Mengadu ke Fahri, Dokter Merasa Aneh Kematian Massal Petugas Pemilu
- VIVA.co.id/Lilis Khalis
VIVA – Wakil Ketua DPR, Fahri Hamzah menerima sejumlah advokat dan dokter yang meminta agar dibentuk tim untuk menyelidiki meninggalnya 540 petugas pemilu. Kematian massal petugas pemilu dinilai sebagai kejadian luar biasa dalam istilah kedokteran.
Salah seorang dokter yang menemui Fahri, dr. Ani Hasibuan mengaku telah meminta alamat penyelenggara pemilu yang meninggal pada panwaslu. Lalu, ia mendatangi dua keluarga dan satu rumah sakit.
"Saya kira perlu concern saja ini ada orang-orang dari 68 an yang sakit ada 11 meninggal. Kita perlu tahu ya kenapa sih meninggalnya," kata Ani usai pertemuan dengan Fahri di gedung DPR, Jakarta, Senin 6 Mei 2019.
Dia merasa aneh bila petugas pemilu berusia 27 tahun dan 43 tahun meninggal karena faktor kelelahan. Ia pun membandingkan dengan dokter yang dinilai memiliki jam kerja tinggi serta istirahat minim.
"Semua pasti meninggal. Tapi, umur 43 tahun, 27 tahun kalau alasannya kelelahan saya sebagai dokter, 'ah masak?' Dokter tuh makhluk paling capek lho. 3x24 jam biasa bekerja tanpa tidur dan alhamdulilah sehat-sehat saja. Saya kira perlu dilakukan pemeriksaan," kata Ani.
Dalam istilah kedokteran ia menyebut peristiwa ini sebagai kejadian luar biasa. Sebab, orang sakit dalam jumlah seketika waktu hampir yang bersamaan, dan meninggal. Menurutnya harus diinvestigasi misalnya apakah karena kuman jenis baru yang bisa menimbulkan penyakit begitu cepat.
"Kita enggak memeriksa secara medis ya. Kita hanya mendatangi keluarga dan dari keluarga dibawa ke rumah sakit. Ada yang dalam keadaan muntah-muntah lalu dinyatakan meninggal," tutur Ani.
Dia pun menambahkan sudah mendapat penjelasan dari pihak keluarga.
"Jadi dari keluarga kita mendapat penjelasan. Jadi tak ada jelas disebut COD, COD apa sih cause of death yang jelas, tak ada.

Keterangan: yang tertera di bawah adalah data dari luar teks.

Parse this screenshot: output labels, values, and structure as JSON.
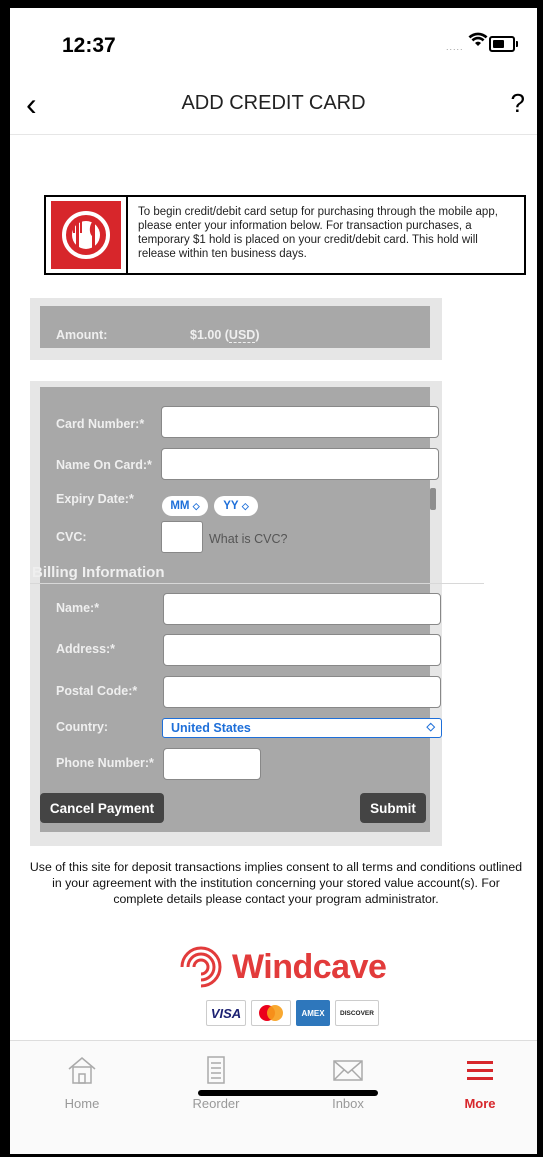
{
  "status": {
    "time": "12:37",
    "signal": "....."
  },
  "nav": {
    "back": "‹",
    "title": "ADD CREDIT CARD",
    "help": "?"
  },
  "notice": {
    "text": "To begin credit/debit card setup for purchasing through the mobile app, please enter your information below. For transaction purchases, a temporary $1 hold is placed on your credit/debit card. This hold will release within ten business days.",
    "logo_icon": "restaurant-plate-icon"
  },
  "amount": {
    "label": "Amount:",
    "value": "$1.00",
    "currency": "USD"
  },
  "card": {
    "number_label": "Card Number:*",
    "name_label": "Name On Card:*",
    "expiry_label": "Expiry Date:*",
    "month_placeholder": "MM",
    "year_placeholder": "YY",
    "cvc_label": "CVC:",
    "cvc_help": "What is CVC?"
  },
  "billing": {
    "heading": "Billing Information",
    "name_label": "Name:*",
    "address_label": "Address:*",
    "postal_label": "Postal Code:*",
    "country_label": "Country:",
    "country_value": "United States",
    "phone_label": "Phone Number:*"
  },
  "buttons": {
    "cancel": "Cancel Payment",
    "submit": "Submit"
  },
  "consent": "Use of this site for deposit transactions implies consent to all terms and conditions outlined in your agreement with the institution concerning your stored value account(s). For complete details please contact your program administrator.",
  "brand": {
    "name": "Windcave",
    "color": "#e23b3b"
  },
  "card_logos": {
    "visa": "VISA",
    "amex": "AMEX",
    "discover": "DISCOVER"
  },
  "tabs": [
    {
      "label": "Home",
      "icon": "home-icon"
    },
    {
      "label": "Reorder",
      "icon": "receipt-icon"
    },
    {
      "label": "Inbox",
      "icon": "envelope-icon"
    },
    {
      "label": "More",
      "icon": "menu-icon"
    }
  ],
  "colors": {
    "accent": "#d7262b",
    "link": "#1e6fd9",
    "panel": "#a8a8a8"
  }
}
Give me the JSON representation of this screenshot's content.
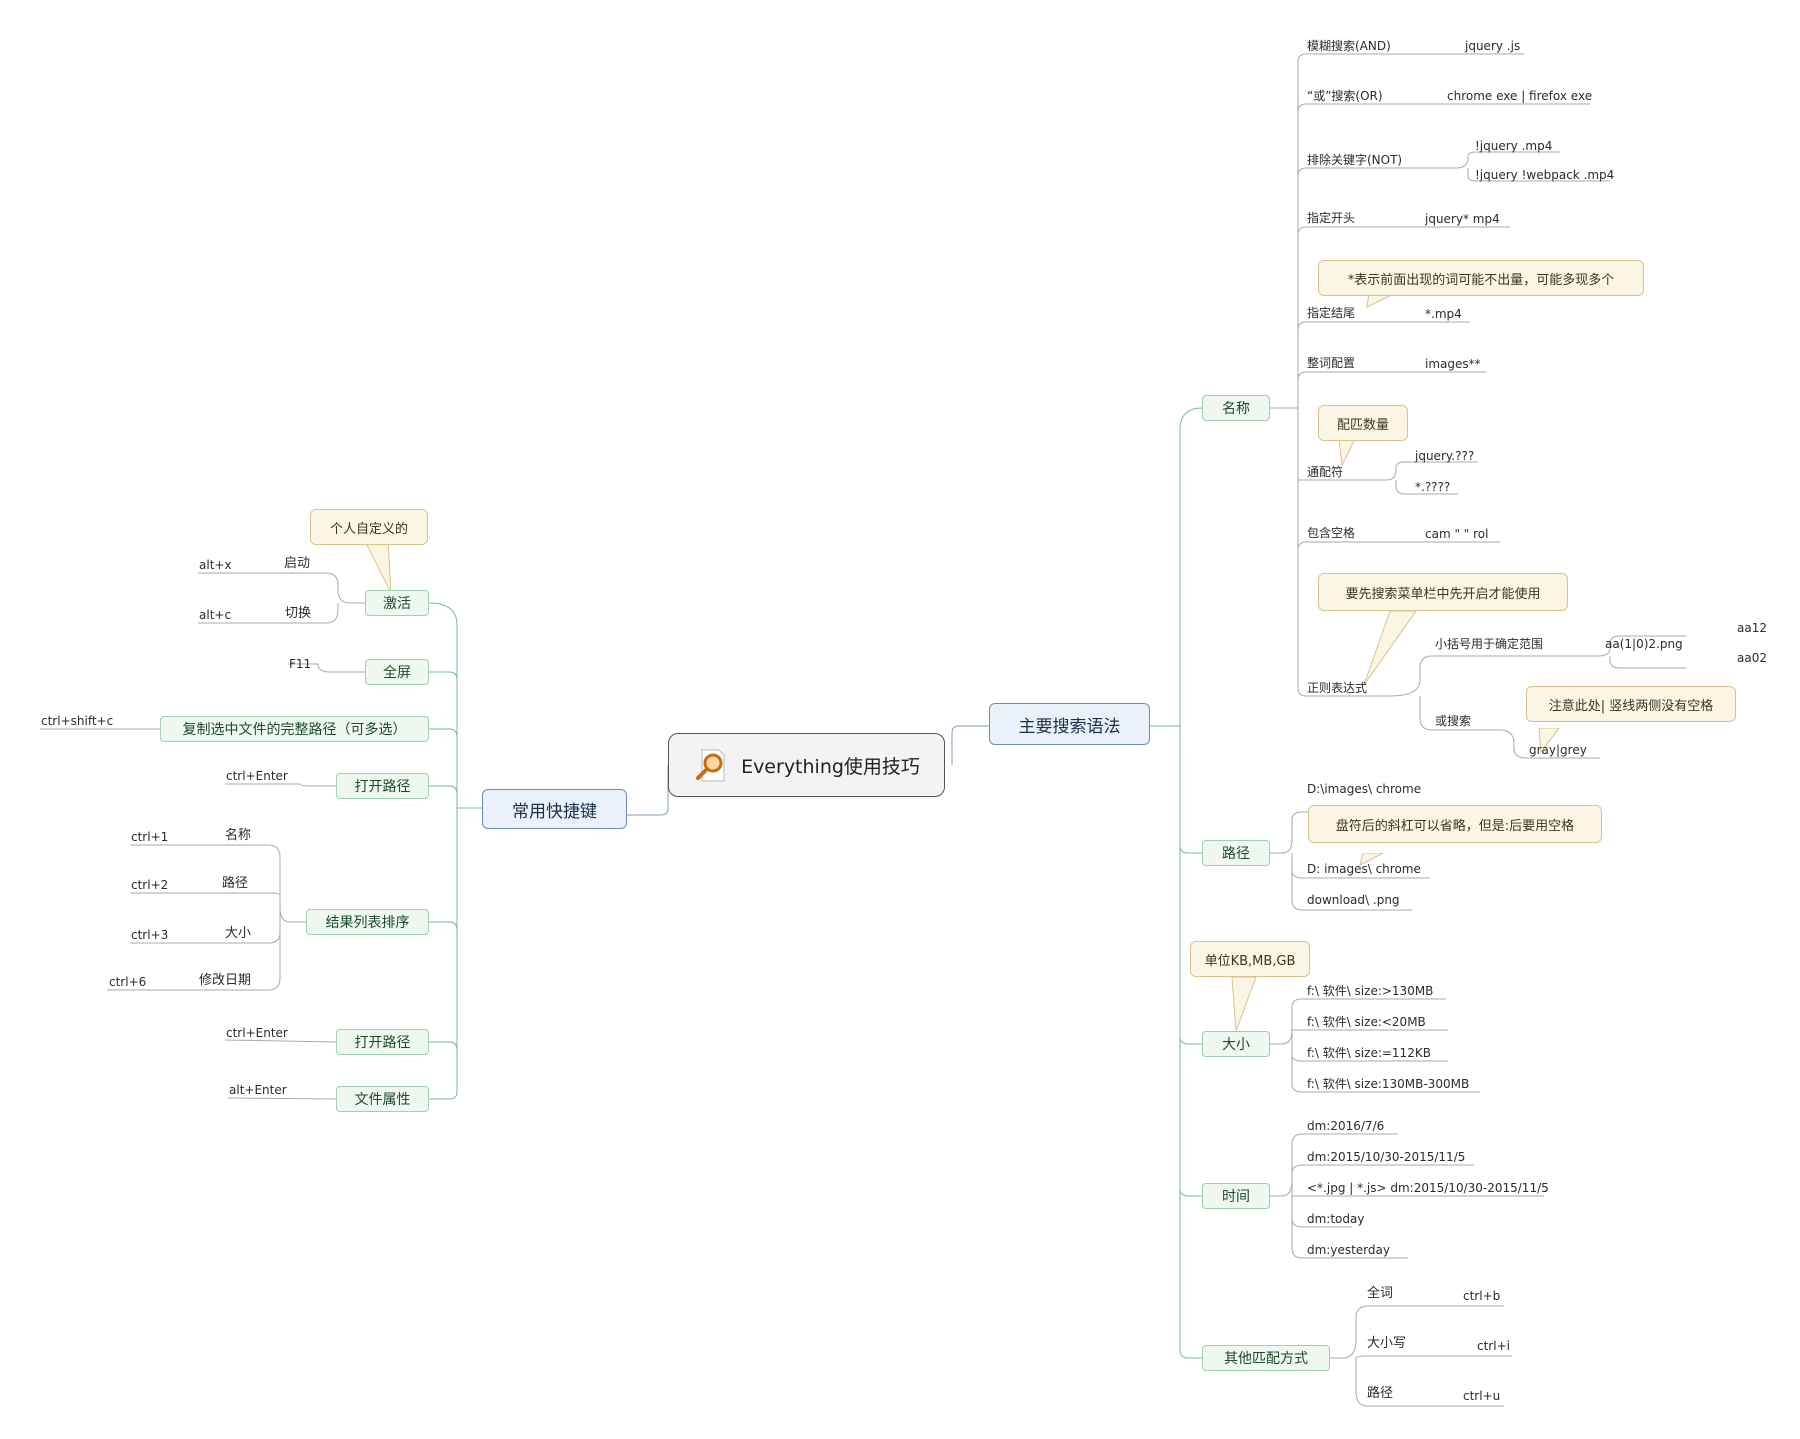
{
  "center": {
    "title": "Everything使用技巧",
    "icon": "magnifier-icon"
  },
  "left_branch": {
    "title": "常用快捷键",
    "activate": {
      "label": "激活",
      "note": "个人自定义的",
      "items": [
        {
          "key": "alt+x",
          "name": "启动"
        },
        {
          "key": "alt+c",
          "name": "切换"
        }
      ]
    },
    "fullscreen": {
      "label": "全屏",
      "key": "F11"
    },
    "copy_path": {
      "label": "复制选中文件的完整路径（可多选）",
      "key": "ctrl+shift+c"
    },
    "open_path1": {
      "label": "打开路径",
      "key": "ctrl+Enter"
    },
    "sort": {
      "label": "结果列表排序",
      "items": [
        {
          "key": "ctrl+1",
          "name": "名称"
        },
        {
          "key": "ctrl+2",
          "name": "路径"
        },
        {
          "key": "ctrl+3",
          "name": "大小"
        },
        {
          "key": "ctrl+6",
          "name": "修改日期"
        }
      ]
    },
    "open_path2": {
      "label": "打开路径",
      "key": "ctrl+Enter"
    },
    "properties": {
      "label": "文件属性",
      "key": "alt+Enter"
    }
  },
  "right_branch": {
    "title": "主要搜索语法",
    "name": {
      "label": "名称",
      "fuzzy": {
        "label": "模糊搜索(AND)",
        "example": "jquery .js"
      },
      "or": {
        "label": "“或”搜索(OR)",
        "example": "chrome exe | firefox exe"
      },
      "not": {
        "label": "排除关键字(NOT)",
        "examples": [
          "!jquery .mp4",
          "!jquery !webpack .mp4"
        ]
      },
      "start": {
        "label": "指定开头",
        "example": "jquery* mp4"
      },
      "star_note": "*表示前面出现的词可能不出量，可能多现多个",
      "end": {
        "label": "指定结尾",
        "example": "*.mp4"
      },
      "whole": {
        "label": "整词配置",
        "example": "images**"
      },
      "count_note": "配匹数量",
      "wildcard": {
        "label": "通配符",
        "examples": [
          "jquery.???",
          "*.????"
        ]
      },
      "space": {
        "label": "包含空格",
        "example": "cam \" \" rol"
      },
      "regex_note": "要先搜索菜单栏中先开启才能使用",
      "regex": {
        "label": "正则表达式",
        "paren": {
          "label": "小括号用于确定范围",
          "example": "aa(1|0)2.png",
          "results": [
            "aa12",
            "aa02"
          ]
        },
        "or_search": {
          "label": "或搜索",
          "example": "gray|grey",
          "note": "注意此处| 竖线两侧没有空格"
        }
      }
    },
    "path": {
      "label": "路径",
      "items": [
        "D:\\images\\  chrome",
        "D: images\\  chrome",
        "download\\ .png"
      ],
      "note": "盘符后的斜杠可以省略，但是:后要用空格"
    },
    "size": {
      "label": "大小",
      "note": "单位KB,MB,GB",
      "items": [
        "f:\\ 软件\\ size:>130MB",
        "f:\\ 软件\\ size:<20MB",
        "f:\\ 软件\\ size:=112KB",
        "f:\\ 软件\\ size:130MB-300MB"
      ]
    },
    "time": {
      "label": "时间",
      "items": [
        "dm:2016/7/6",
        "dm:2015/10/30-2015/11/5",
        "<*.jpg | *.js> dm:2015/10/30-2015/11/5",
        "dm:today",
        "dm:yesterday"
      ]
    },
    "other": {
      "label": "其他匹配方式",
      "items": [
        {
          "name": "全词",
          "key": "ctrl+b"
        },
        {
          "name": "大小写",
          "key": "ctrl+i"
        },
        {
          "name": "路径",
          "key": "ctrl+u"
        }
      ]
    }
  }
}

Secara medis kami tak menemukan," kata Ani.
Kemudian, contoh lain, ia menceritakan ada petugas KPPS yang awalnya mengeluh. Lalu masuk kamar mandi. Yang bersangkutan keluar dari kamar mandi, tiduran, dan meninggal.
Terkait dugaan keracunan, ia mengaku tak berani sebabnya karena hal itu. Sebab, memang rekrutmen anggota KPPS hanya berdasarkan surat keterangan sehat dari puskesmas dan tak ada pengecekan laboratorium darah dan fungsi kimia darah.
"Agak berbeda dengan panwaslu yang melalukannya lebih detil. Perlu kita audit kan, apakah ada anggaran kesehatan dalam Rp25 triliun itu untuk pemeriksaan kesehatan," kata Ani.
Ia menilai seharusnya pemerintah yang memerika mereka yang menjadi korban. Sehingga bisa dilihat ada apa sebetulnya. Karena satu nyawa dalam statistik hanya nol. Tapi bagi seorang anak menjadi seluruh dunianya.
"Ada sekian anak merasa sangat menderita. Masa iya kita mau mengabaikan itu. Harusnya kita berduka, 540 orang lebih banyak dibanding korban bencana Lombok, Lombok ngga sampai segitu. Bencana tsunami Banten ngga sampai segitu," kata Ani.
Pemilu 2019 menyisakan duka karena sejauh ini, jumlah petugas pemilu yang meninggal dunia mencapai 554 orang. Jumlah korban terbanyak dari petugas KPPS dengan 440 orang.
Sementara, korban meninggal yang lain berasal dari petugas Pengawas Pemilu (Panwaslu) yang berjumlah 92 orang. Sedangkan, dari usur kepolisian sebesar 22 orang.